Something else I found doing some more testing If I change the IP to the AIX-TSM server AIX LPARs won't ping
for example
AIX-TSM Server IP 10.10.20.10 If I change it to 10.10.20.30 LPARs AIX won't ping now Windows VM pings without any problem
to get AIX LPARs ping I have to go to the AIX-TSM server and ping any ip in the 10.10.20.x segment
so far looks like AIX issue...?
should I add a static route or something? but the thing is the AIX I am testing right now only have one interface in the 10.10.20.x segment not like the production LPARs
like I said I configured an extra AIX LPAR just for testing using just one nic interface not 2 like the others LPARs being backed up.

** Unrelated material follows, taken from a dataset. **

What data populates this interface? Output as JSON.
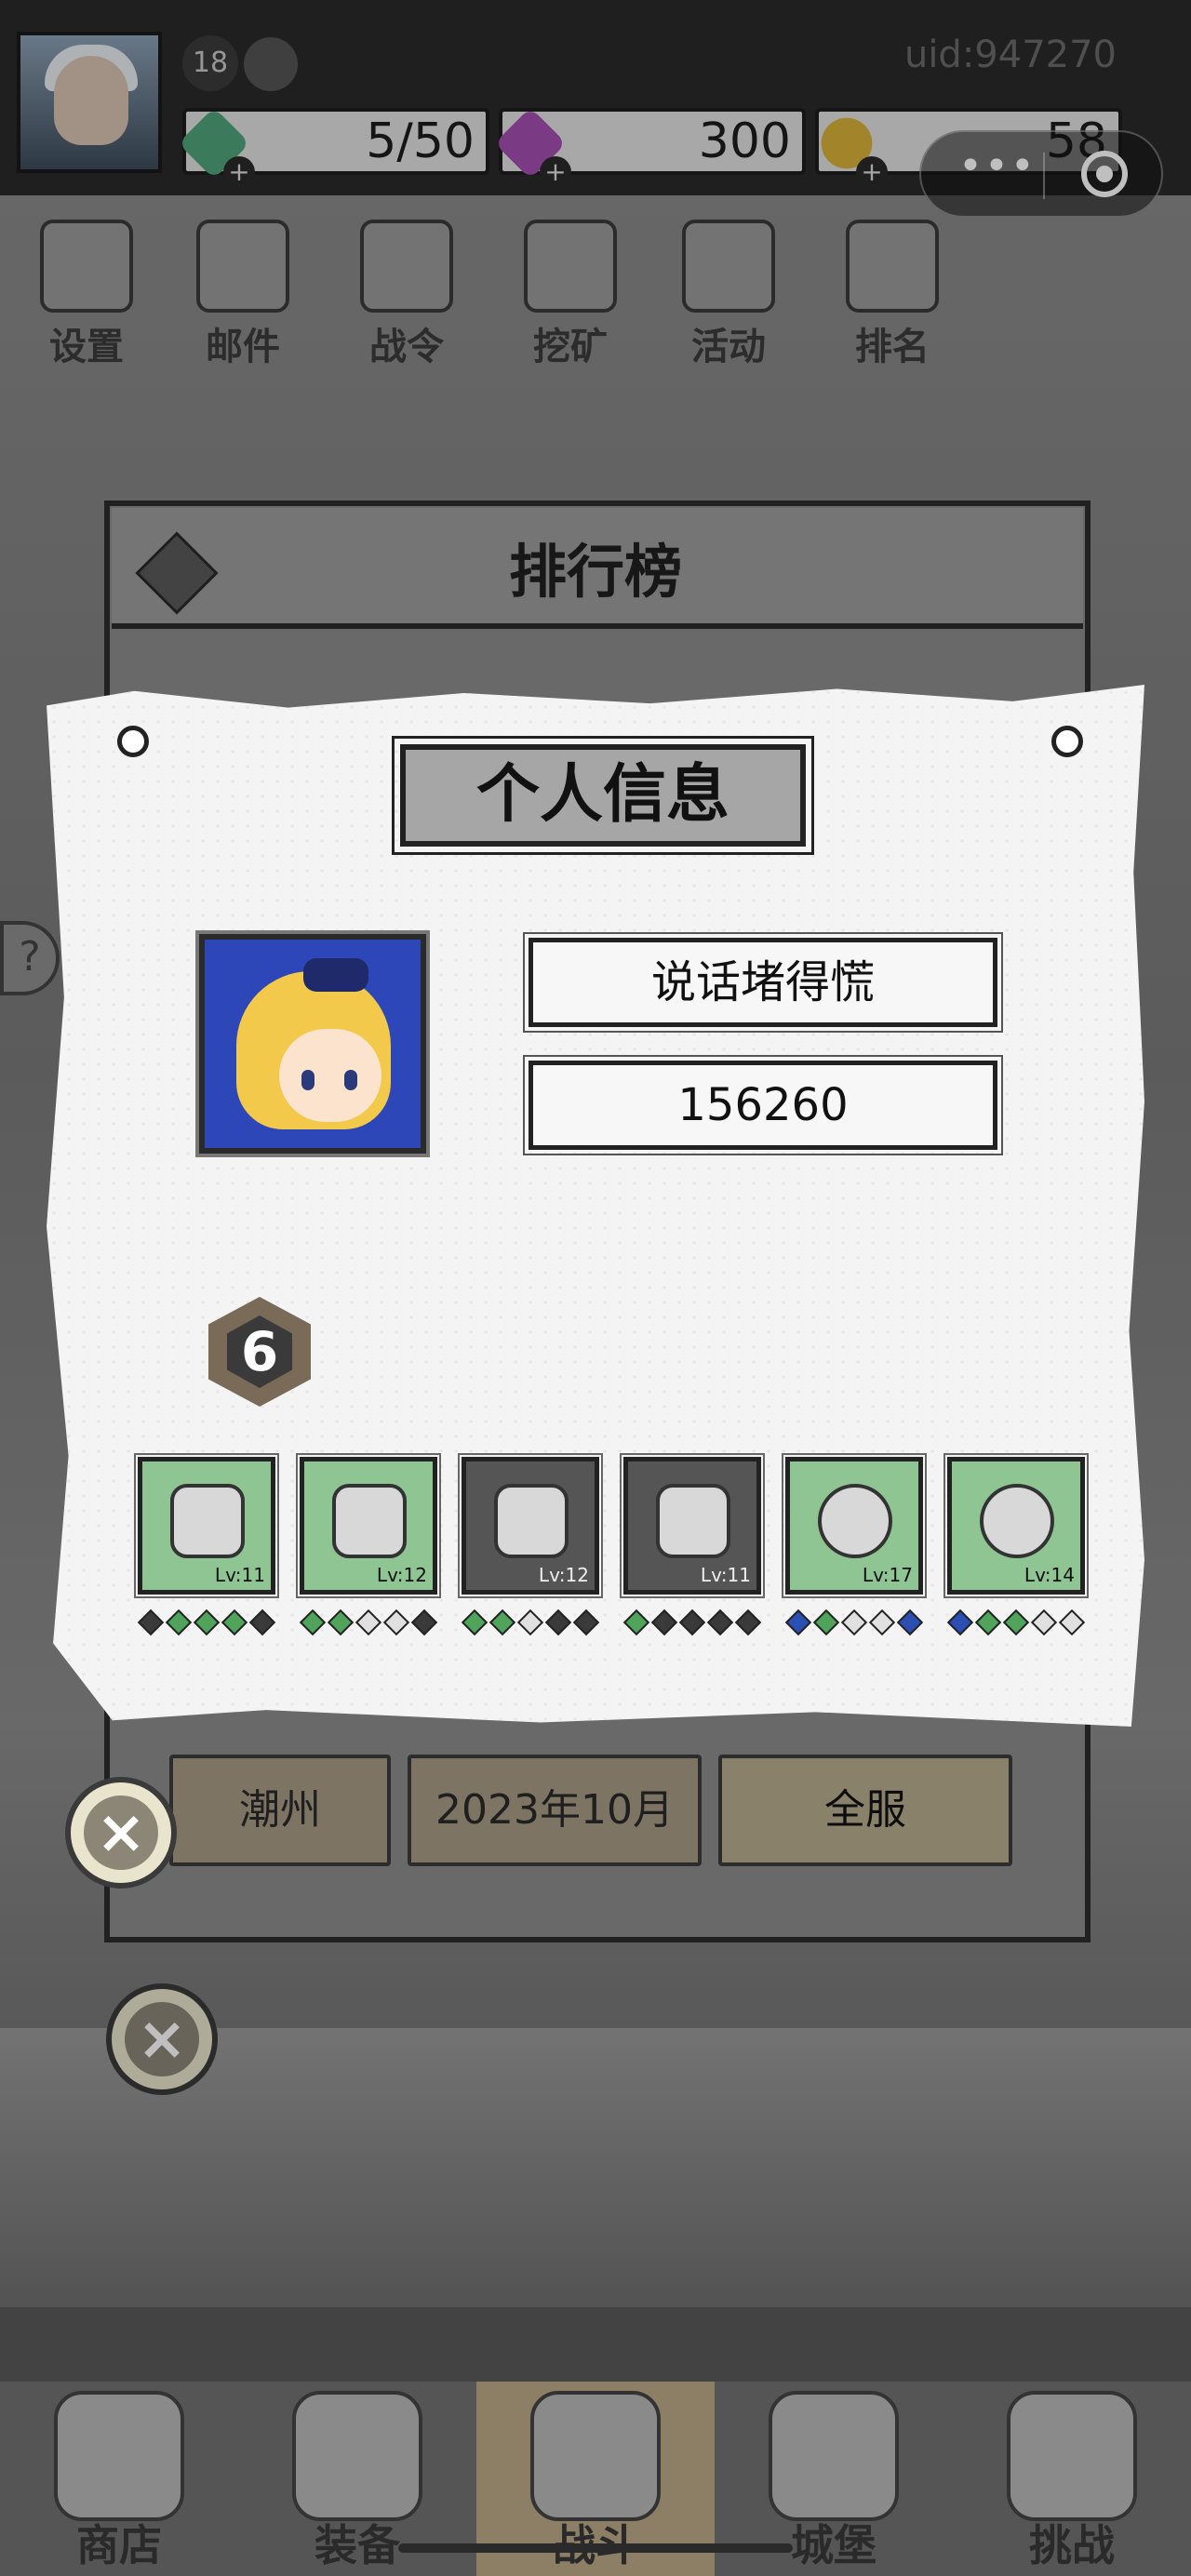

this AIX LPAR for testing is 10.10.20.16 and this is the command you are looking for
# netstat -nr
Routing tables
Destination Gateway Flags Refs Use If Exp Groups
Route Tree for Protocol Family 2 (Internet):
10.10.20.0 10.10.20.16 UHSb 0 0 en0 - - =>
10.10.20/24 10.10.20.16 U 0 18306 en0 - -
10.10.20.16 127.0.0.1 UGHS 0 670 lo0 - -
10.10.20.255 10.10.20.16 UHSb 2 1172 en0 - -
127/8 127.0.0.1 U 6 184693 lo0 - -
Route Tree for Protocol Family 24 (Internet v6):
::1%1 ::1%1 UH 1 14560 lo0 - -
but the way VIO in my p260 and AIX-TSM Power 701 are using etherchannel.
but just to let you know I removed etherchannel in Power 701 to test more and same issue I am not able to remove the etherchannel in the p260 since is Production and I am sure network 10.10.10.x has been working fine for quite some time
You are confusing me,
You showed a different server 1st, which does not have a gateway and now you are showing another server.
Paste the output from the problematic server (mention the hostname and/or IP), I don't need output from others.
Are you saying you did etherchanneling and configured different subnet on each adapter? have you done vlan tagging? For multiple VLANs to exist on same ent port we need vlan tagging and NOT just doing etherchanneling.
the output I just pasted is from a problematic server which has 2 nics I was using a "TEST" server which has just one nic in the 10.10.20.x segment but to be realistic I requested access to one of the production server having the issue... since it was out customer who found the issue
this server is 10.10.10.23 - Production IP
10.10.20.11 - Backup IP
yes both ends have etherchannels I mean Power 701 (AIX-TSM) is using 2 adapters for etherchannel and yes I used smitty vlan to create VLAN 500 for backups
for VIO in the p260 - pureflex - which hosts the PRODuction LPARs is using etherchannel and vlans are create as well
Yes I can login from AIX-TSM to 10.10.20.11 using ssh
this is the traceroute
Power-TSM:/> traceroute 10.10.20.11
trying to get source for 10.10.20.11
source should be 10.10.20.10
traceroute to 10.10.20.11 (10.10.20.11) from 10.10.20.10 (10.10.20.10), 30 hops max
outgoing MTU = 1500
1 10.10.20.11 (10.10.20.11) 1 ms 0 ms 0 ms
I have not tested - /etc/hosts - but do you think it will work?
Ah! ok, let me ask you this, have you looked the DNS?
nslookup <hostname of tsmserver> from client
also do the reverse nslookup
nslookup <IP of tsmserver> from client (x.x.20.11)
Is it resolving to correct IP/Hostname?
Check you /etc/resolv.conf file
Also, your /etc/netsvc.conf file for "hosts=xxxx" what is this value?
Now the question is, have you correctly feeded the subnet mask value?
Show me the subnet mask value from client and also from TSM server
You can get it by running ifconfig en1 ( if you want to grep netmask you can do so)
Value will be something like 0xffffff00 (this is an example)
Post the values from TSM server for 20.x network and also from client for 20.x network.